Yesterday the New York Times’ Science page featured an article about J. David Hacker’s recent study that has revised upward the long-accepted casualty count of 620,000. This is well-deserved publicity for Hacker and for Civil War History, the leading scholarly journal in our field. Hacker’s study reminds us that numbers are politics. The quest to determine precisely the social impact of the Civil War is nothing new, however — something Hacker readily admits. Such estimates consumed blue-coated ex-soldiers in the late nineteenth century, and as such Hacker joins distinguished company, including Union veterans Thomas Leonard Livermore, Thomas Brown, and William Fox.
Ex-prisoners of war were particularly determined to right the record books. Perhaps nobody was more committed to the project than Ohio Union Ex-Prisoner of War Association President Gustavus Gessner, who maintained meticulous records of the dead by corresponding with other rebel prison pen survivors. Gessner became particularly incensed when Frederick Phisterer published his Statistical Record in 1883, a supplement to Scribner’s “Campaigns of the Civil War” series.
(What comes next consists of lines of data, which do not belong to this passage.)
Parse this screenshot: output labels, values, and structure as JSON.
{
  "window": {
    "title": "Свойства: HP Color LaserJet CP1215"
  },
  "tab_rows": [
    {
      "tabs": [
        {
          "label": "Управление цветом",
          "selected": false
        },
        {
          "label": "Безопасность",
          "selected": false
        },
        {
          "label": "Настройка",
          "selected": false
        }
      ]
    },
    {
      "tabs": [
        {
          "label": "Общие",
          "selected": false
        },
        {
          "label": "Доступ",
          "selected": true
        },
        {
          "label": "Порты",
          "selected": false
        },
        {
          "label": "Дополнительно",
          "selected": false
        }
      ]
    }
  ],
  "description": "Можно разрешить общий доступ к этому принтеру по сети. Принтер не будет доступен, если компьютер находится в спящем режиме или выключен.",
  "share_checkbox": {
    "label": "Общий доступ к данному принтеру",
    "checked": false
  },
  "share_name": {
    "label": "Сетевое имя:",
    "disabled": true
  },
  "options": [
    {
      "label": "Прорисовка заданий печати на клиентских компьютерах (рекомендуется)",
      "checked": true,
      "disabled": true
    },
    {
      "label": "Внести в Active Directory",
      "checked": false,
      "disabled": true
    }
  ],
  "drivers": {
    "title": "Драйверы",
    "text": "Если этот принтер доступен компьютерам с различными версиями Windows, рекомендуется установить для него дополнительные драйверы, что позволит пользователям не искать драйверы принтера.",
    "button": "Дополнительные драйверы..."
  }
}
Phisterer neglected to include death tolls for several rebel prison hells – including Cahaba, Alabama; Florence, South Carolina; and Millen, Georgia. “As I have held before, it should be the chief duty of the Prisoner of War Association to insist that these figures shall be corrected, or that there shall be an official admission at least of their gross inaccuracy,” he wrote to Secretary of War Robert Todd Lincoln. The National Association of Union Ex-Prisoners of War echoed with a resolution condemning Phisterer the following year.
By disputing mortality rates, survivors responded to those who sought to reconcile Civil War prisons. “The most convincing proof of the truth of the story of . . . sufferings endured by the Union prisoners of war is the appalling death rate which prevailed in the various prisons of the South,” Gessner explained.
It is perhaps no surprise, then, that in the wake of a new generation of exciting scholarship that has reached beneath the sanitized narrative of Civil War to reveal new dimensions of human anguish, misery, and torment, we once again turn to numbers. Somewhere, Gustavus Gessner and his comrades are nodding approvingly.